Negative gearing changes push Melbourne rents toward a 20% rise

A policy designed to boost housing supply may hollow out the rental market

Negative gearing changes push Melbourne rents toward a 20% rise

News

By Mina Martin

Federal budget changes to negative gearing, designed to steer investors toward new construction, may be creating a second-order problem for Melbourne's rental market, with one senior property adviser warning that rents in the city's tightest suburbs could climb by as much as 20% over the next two to three years.

Andrew Date (pictured), founder and senior property adviser at Industry Insider Property Toorak, said the shift in investor behaviour has been immediate. Clients who were previously targeting established homes have pivoted sharply toward new builds since the budget was handed down, driven by the desire to retain access to negative gearing and the 50% capital gains tax discount.

Why construction can't keep up with redirected demand

Date acknowledged that the policy appears to be working as intended, but warned the redirection is colliding with a construction sector that cannot absorb it.

"Demand for new builds is rising at the same time as new housing supply in Melbourne remains well below what the market requires. There are not enough cranes in the air to keep up with the number of people coming into our state," he said.

Victoria's construction pipeline is struggling to keep pace. According to the Australian Bureau of Statistics, dwelling commencements fell to 13,489 in the December quarter — down 39% from a peak of 22,155 in early 2021. The state's Housing Statement targets around 20,000 completions per quarter, but both commencements and completions are running at roughly two-thirds of that pace. High construction costs, labour shortages, and financing pressures continue to constrain delivery.

The shift is most pronounced among investors in the $600,000 to $1.5 million price range, particularly higher-income earners seeking to offset significant tax liabilities.
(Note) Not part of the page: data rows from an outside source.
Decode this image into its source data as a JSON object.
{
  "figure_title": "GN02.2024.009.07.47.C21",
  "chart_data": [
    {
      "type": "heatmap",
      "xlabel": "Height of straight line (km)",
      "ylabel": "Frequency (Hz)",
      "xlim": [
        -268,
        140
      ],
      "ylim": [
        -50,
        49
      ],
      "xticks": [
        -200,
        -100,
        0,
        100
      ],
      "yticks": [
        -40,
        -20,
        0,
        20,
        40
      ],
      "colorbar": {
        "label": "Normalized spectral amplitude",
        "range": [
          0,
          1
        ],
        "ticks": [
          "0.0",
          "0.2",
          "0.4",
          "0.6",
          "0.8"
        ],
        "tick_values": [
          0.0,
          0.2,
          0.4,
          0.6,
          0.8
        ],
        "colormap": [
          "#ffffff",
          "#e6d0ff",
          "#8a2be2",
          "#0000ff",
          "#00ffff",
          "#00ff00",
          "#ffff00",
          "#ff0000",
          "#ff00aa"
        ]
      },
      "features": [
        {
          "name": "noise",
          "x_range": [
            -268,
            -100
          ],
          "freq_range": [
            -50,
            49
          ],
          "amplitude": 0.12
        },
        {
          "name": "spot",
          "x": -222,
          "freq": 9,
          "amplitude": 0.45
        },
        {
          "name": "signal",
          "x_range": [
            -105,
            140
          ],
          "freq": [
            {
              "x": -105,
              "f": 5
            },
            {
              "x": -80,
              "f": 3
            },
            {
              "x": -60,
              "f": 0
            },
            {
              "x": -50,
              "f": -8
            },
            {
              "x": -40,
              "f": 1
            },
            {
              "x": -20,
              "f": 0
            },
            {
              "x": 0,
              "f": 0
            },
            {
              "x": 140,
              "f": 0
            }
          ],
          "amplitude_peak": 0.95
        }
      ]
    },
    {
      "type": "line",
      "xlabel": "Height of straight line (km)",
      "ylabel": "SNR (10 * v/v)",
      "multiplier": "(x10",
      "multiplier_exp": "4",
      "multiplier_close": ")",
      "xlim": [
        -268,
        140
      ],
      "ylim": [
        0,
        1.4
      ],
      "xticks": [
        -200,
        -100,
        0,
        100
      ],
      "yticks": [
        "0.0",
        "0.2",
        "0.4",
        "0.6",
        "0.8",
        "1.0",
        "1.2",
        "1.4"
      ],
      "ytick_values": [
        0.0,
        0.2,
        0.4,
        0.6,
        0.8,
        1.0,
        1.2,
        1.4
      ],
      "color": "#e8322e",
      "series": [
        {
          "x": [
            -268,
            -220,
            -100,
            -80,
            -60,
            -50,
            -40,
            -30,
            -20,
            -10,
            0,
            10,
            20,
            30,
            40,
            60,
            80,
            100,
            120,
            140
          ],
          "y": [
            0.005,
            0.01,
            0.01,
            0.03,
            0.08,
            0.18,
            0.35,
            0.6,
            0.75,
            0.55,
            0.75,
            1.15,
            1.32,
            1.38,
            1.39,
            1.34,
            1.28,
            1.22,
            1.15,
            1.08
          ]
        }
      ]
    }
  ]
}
Overall inquiry has slowed since the budget, adding a demand-side chill to a supply-constrained market.

Landlord exodus: how rental stock is leaving Melbourne's market

Compounding the new build bottleneck is an exodus of long-term landlords from the established market. Date said rising land tax, compliance burdens, and the cumulative weight of ongoing ownership costs are prompting investors who have held properties for a decade or more to sell and reallocate capital into more passive asset classes such as superannuation.
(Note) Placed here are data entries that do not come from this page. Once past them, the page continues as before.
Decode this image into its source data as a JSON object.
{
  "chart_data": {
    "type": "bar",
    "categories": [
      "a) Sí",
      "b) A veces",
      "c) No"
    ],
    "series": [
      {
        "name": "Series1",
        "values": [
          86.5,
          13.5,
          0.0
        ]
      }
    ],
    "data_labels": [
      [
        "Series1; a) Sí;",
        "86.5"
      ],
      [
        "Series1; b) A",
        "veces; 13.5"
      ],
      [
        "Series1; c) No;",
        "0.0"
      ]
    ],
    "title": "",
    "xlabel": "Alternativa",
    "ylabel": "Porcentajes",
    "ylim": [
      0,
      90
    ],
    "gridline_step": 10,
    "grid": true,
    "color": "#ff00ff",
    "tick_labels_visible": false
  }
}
"Investors are being pushed towards a relatively limited pool of new stock, while at the same time, we're seeing some long-term investors sell established properties because of rising holding costs, land tax and compliance requirements," he said.

When those properties are absorbed by owner-occupiers rather than other investors, rental stock is permanently removed from the market. Date said this dynamic is the central driver behind his rent forecast.

The scale of that removal is already measurable. New analysis by FoundIt found 5,565 former Melbourne rentals sold in a recent quarter, with 21% of all homes listed for sale in both Sydney and Melbourne having been agency-managed rentals — a volume the report described as a "flood."

Date said the cumulative effect is already reflected in his outlook.

"That's why I believe rents in some markets could rise by around 20% over the next two to three years," he said.

Investor lending and rental impact

Date expects the steepest increases in locations combining strong demand with limited supply — suburbs with sought-after school zones, established infrastructure, and a constrained pipeline of new dwellings. Premium townhouses, family homes, and high-quality apartments in tightly held locations are the most exposed.

The trend is already visible in the data. According to SQM Research, Melbourne asking rents rose 0.7% between late April and late May 2026 — more than double the national average of 0.3% over the same period.

"The government is clearly trying to encourage investment into new housing," Date said. "The question is whether enough can be built quickly enough to prevent further pressure on rents in the meantime."